Speakout Columns
Oh, that dastardly chalk
Feb 1, 2007 12:07 PM
Chalk it seems, if not used correctly, can prevent children from learning. Who ever would have thought such a thing? I have always known that chalk dust can be annoying: gathering, as it so often does, on the rail at the bottom of the blackboard and then on your hands and on your clothes. Yes, it definitely can be annoying. But never in my wildest dreams had I really considered it as something that was interfering with the education of our students. Silly me.
These last few years there has been an undertaking by the city bigwigs in the Department of Education to try to find out why our children are not achieving the levels and standards expected of them. Obvious variables like language barriers, poverty, family problems, immigration issues, classroom overcrowding, lack of materials and facilities, etc., were pushed to the side. Instead in this quest for the truth, great efforts were made to look closely inside the very classrooms where these children were supposedly being taught. The problem, it seemed, had to lie there. Remove this problem and the learning process would finally begin to happen. Now, three or four years into this search, for the sake of our students and their parents who entrust this city with the education of their children, we must look at what it is they found and how those problems were to be addressed.

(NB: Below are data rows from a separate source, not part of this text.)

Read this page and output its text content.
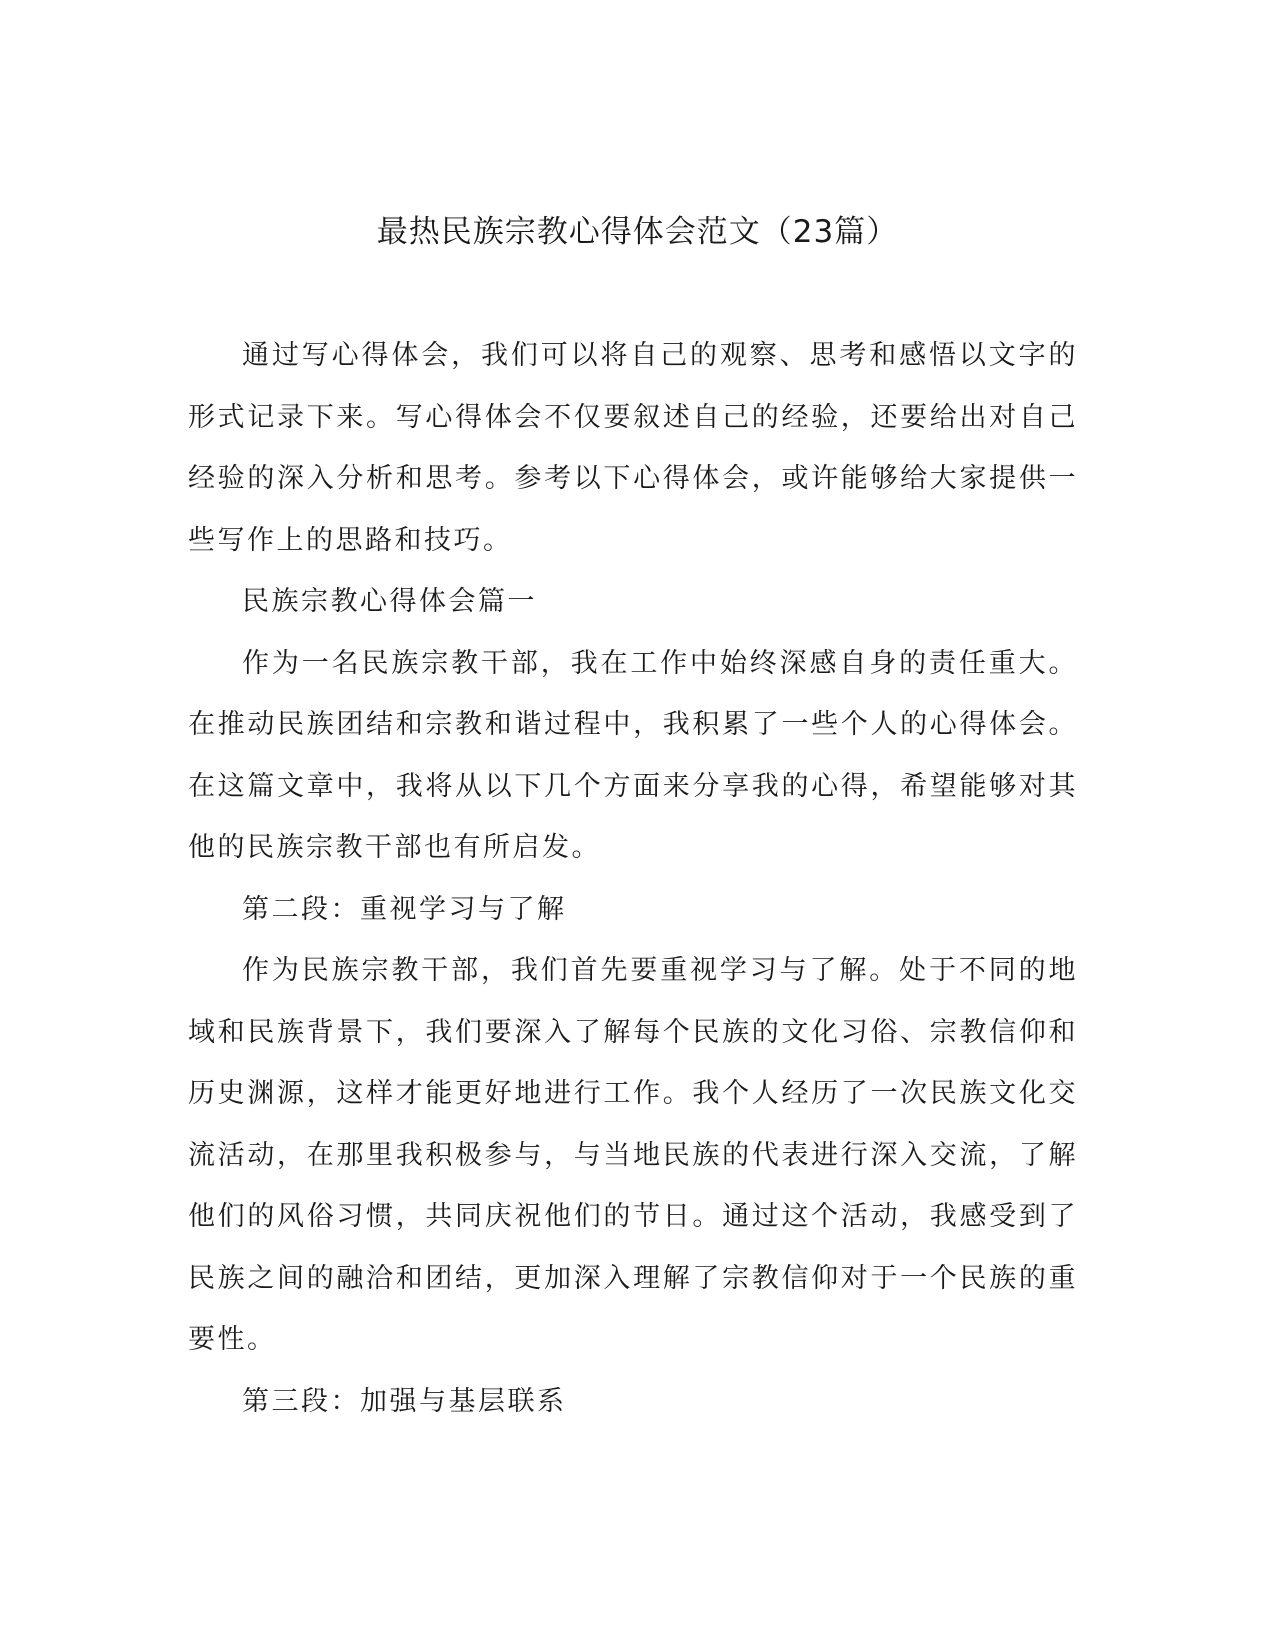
最热民族宗教心得体会范文（23篇）

通过写心得体会，我们可以将自己的观察、思考和感悟以文字的形式记录下来。写心得体会不仅要叙述自己的经验，还要给出对自己经验的深入分析和思考。参考以下心得体会，或许能够给大家提供一些写作上的思路和技巧。

民族宗教心得体会篇一

作为一名民族宗教干部，我在工作中始终深感自身的责任重大。在推动民族团结和宗教和谐过程中，我积累了一些个人的心得体会。在这篇文章中，我将从以下几个方面来分享我的心得，希望能够对其他的民族宗教干部也有所启发。

第二段：重视学习与了解

作为民族宗教干部，我们首先要重视学习与了解。处于不同的地域和民族背景下，我们要深入了解每个民族的文化习俗、宗教信仰和历史渊源，这样才能更好地进行工作。我个人经历了一次民族文化交流活动，在那里我积极参与，与当地民族的代表进行深入交流，了解他们的风俗习惯，共同庆祝他们的节日。通过这个活动，我感受到了民族之间的融洽和团结，更加深入理解了宗教信仰对于一个民族的重要性。

第三段：加强与基层联系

The first to be addressed was classroom chalk. Chalk had to be replaced with big bright colorful Crayola markers. However, not only was it the discovery of the harmful effects of classroom chalk that caught so many of us teachers off guard, it was also the potential dangers that were inherent in the blackboard. Chalk and the blackboard: Two staples of the American classroom for god only knows how long were now relegated to the “harmful” category. The blackboard, as such, was all but replaced with giant white post-its. We call this “chart paper,” but it is, in fact, just giant white replicas of the little yellow post-it notepads. There would no longer be “chalk and talk” in any of the rooms. Instead it would be “Crayola markers and talk.”
But the city bigwigs were not done yet. No, no, no. Next it was the front of the room. I thought this might have something to do with the fact that the children had been looking at the dangerous blackboard that had writing on it done in that dreaded chalk. But no, it wasn’t that at all. It seems that it’s bad for a nurturing learning environment if students are all seated facing the front of the room, even if it’s the giant white post-its that are being used with the big bright colored markers. It seemed that the front of the room in and of itself was what was harmful if looked at for too long a period. Like looking into a bright light, I guess.

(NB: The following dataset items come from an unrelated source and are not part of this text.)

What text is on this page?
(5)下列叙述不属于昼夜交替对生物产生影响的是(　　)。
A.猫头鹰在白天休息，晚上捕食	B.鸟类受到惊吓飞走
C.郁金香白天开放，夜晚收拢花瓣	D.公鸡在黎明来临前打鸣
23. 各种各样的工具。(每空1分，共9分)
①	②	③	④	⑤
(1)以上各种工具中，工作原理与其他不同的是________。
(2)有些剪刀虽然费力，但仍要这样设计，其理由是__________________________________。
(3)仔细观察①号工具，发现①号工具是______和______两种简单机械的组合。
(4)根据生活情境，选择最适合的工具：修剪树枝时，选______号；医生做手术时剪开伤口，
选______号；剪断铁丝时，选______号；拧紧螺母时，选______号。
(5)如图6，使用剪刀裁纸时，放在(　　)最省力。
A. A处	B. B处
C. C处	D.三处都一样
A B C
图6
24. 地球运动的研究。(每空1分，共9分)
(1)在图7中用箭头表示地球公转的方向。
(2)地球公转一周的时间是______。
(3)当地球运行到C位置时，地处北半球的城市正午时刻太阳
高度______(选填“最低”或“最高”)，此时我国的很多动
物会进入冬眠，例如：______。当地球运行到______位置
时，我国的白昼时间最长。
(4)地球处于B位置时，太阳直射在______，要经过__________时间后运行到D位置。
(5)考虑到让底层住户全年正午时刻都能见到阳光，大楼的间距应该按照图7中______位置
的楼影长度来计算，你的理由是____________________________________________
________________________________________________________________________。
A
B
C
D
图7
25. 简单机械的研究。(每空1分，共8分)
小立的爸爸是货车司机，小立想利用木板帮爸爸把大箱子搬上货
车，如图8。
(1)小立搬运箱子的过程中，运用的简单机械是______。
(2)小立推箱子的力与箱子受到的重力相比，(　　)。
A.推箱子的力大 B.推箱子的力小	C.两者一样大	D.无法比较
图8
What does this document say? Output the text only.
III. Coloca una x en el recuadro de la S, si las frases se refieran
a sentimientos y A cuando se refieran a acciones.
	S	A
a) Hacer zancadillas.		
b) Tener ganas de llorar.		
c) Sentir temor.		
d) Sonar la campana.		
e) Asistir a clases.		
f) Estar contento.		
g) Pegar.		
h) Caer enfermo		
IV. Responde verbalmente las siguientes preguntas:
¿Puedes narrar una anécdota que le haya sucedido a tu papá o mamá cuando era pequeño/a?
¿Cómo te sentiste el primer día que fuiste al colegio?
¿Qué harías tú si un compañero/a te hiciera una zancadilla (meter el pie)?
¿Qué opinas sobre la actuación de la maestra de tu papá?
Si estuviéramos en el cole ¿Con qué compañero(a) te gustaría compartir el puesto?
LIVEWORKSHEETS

The way around this problem was to movethe desks turned away from the front of the room and set up facing one another. This helped the students so that they would no longer have to twist their necks when they need to turn to gossip with their fellow students. It seems, along with the chalk and the blackboard and the front of the room, this twisting and turning of the necks to talk to one another was causing a great deal of concern, too. Now the students could simply face their fellows all day long, often sitting in groups of five or six at a time. Almost none of them would then be facing the front of the room — where, I might add, the teacher would not be anyway.
Because this part of the room was now to be considered a hazardous area, teachers were instructed not to stay there too long. Instead they should walk around the room, hopefully not distracting the students who should be focused on one another rather than on the teacher. The teacher would now have to keep walking in and out between the desks, never standing in one place lest the children get too comfortable looking at him or her. The superintendent of my district, Diane Kay, actually told the staff in my building during one of those professional development fiascos that the teachers should, in fact, try to stay in the background.

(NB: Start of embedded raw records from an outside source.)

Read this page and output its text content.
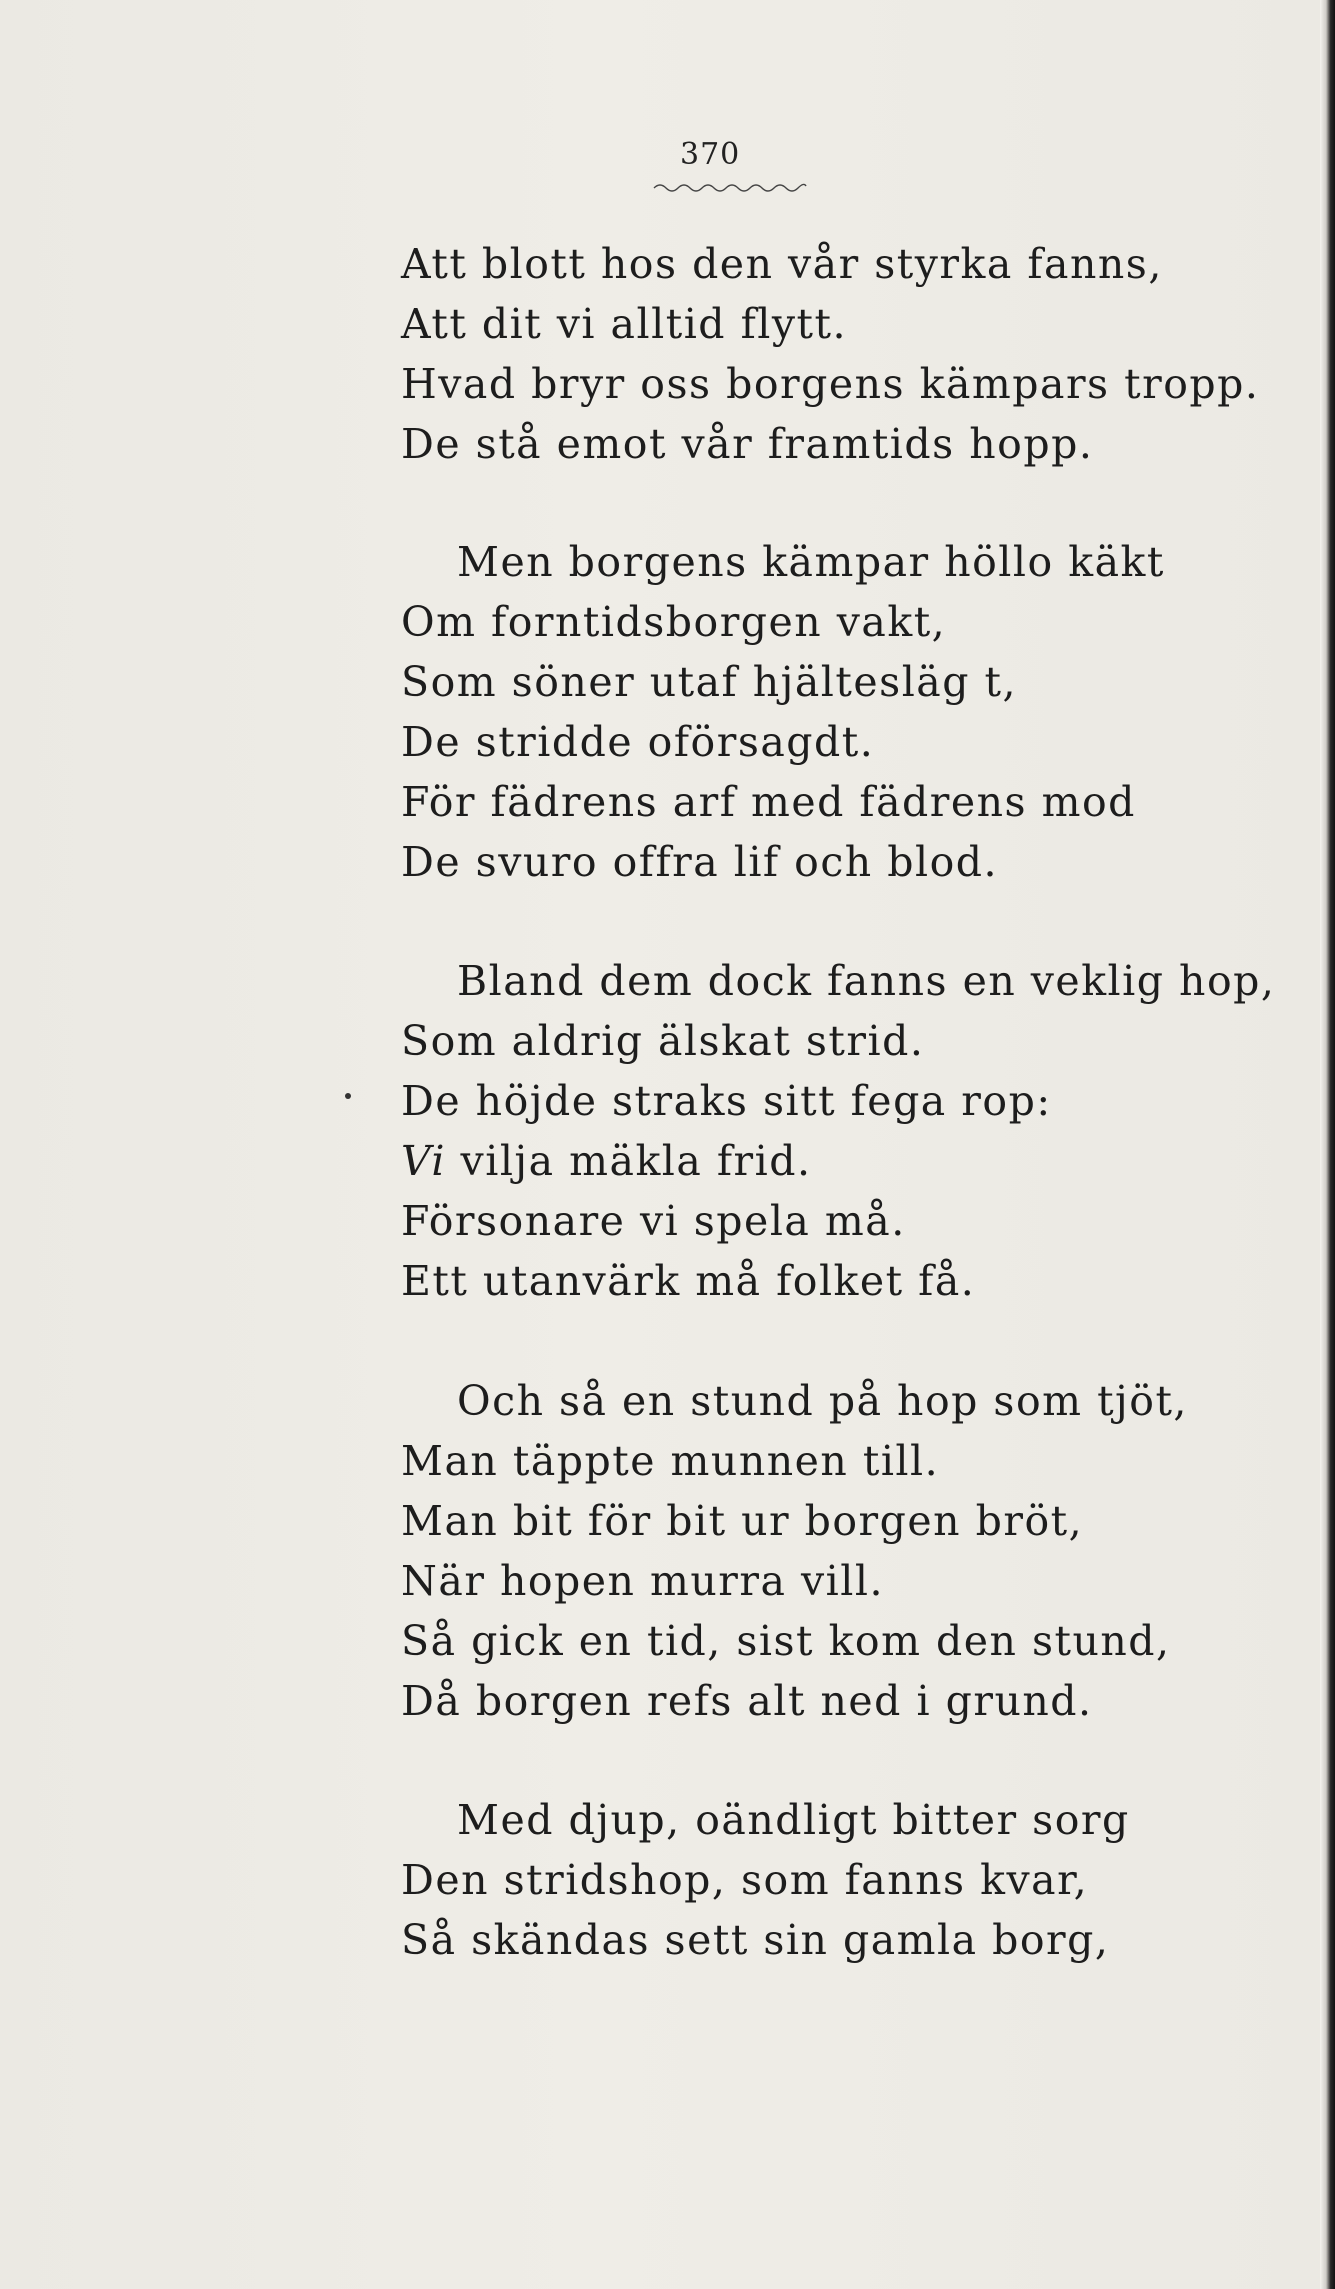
370
Att blott hos den vår styrka fanns,
Att dit vi alltid flytt.
Hvad bryr oss borgens kämpars tropp.
De stå emot vår framtids hopp.
Men borgens kämpar höllo käkt
Om forntidsborgen vakt,
Som söner utaf hjältesläg t,
De stridde oförsagdt.
För fädrens arf med fädrens mod
De svuro offra lif och blod.
Bland dem dock fanns en veklig hop,
Som aldrig älskat strid.
De höjde straks sitt fega rop:
Vi vilja mäkla frid.
Försonare vi spela må.
Ett utanvärk må folket få.
Och så en stund på hop som tjöt,
Man täppte munnen till.
Man bit för bit ur borgen bröt,
När hopen murra vill.
Så gick en tid, sist kom den stund,
Då borgen refs alt ned i grund.
Med djup, oändligt bitter sorg
Den stridshop, som fanns kvar,
Så skändas sett sin gamla borg,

I guess that means we are the next problem that will need to be removed, along with the chalk and the blackboard and the front of the room. I only hope someone informs all those private schools and the top universities in our land of the dangers they are messing with by not following New York City’s lead. It’s a wonder anyone learns a thing in those places, what with all the blackboards and treacherous chalk.
Dermot Smyth teaches social studies and is the chapter leader at IS 5 in Queens.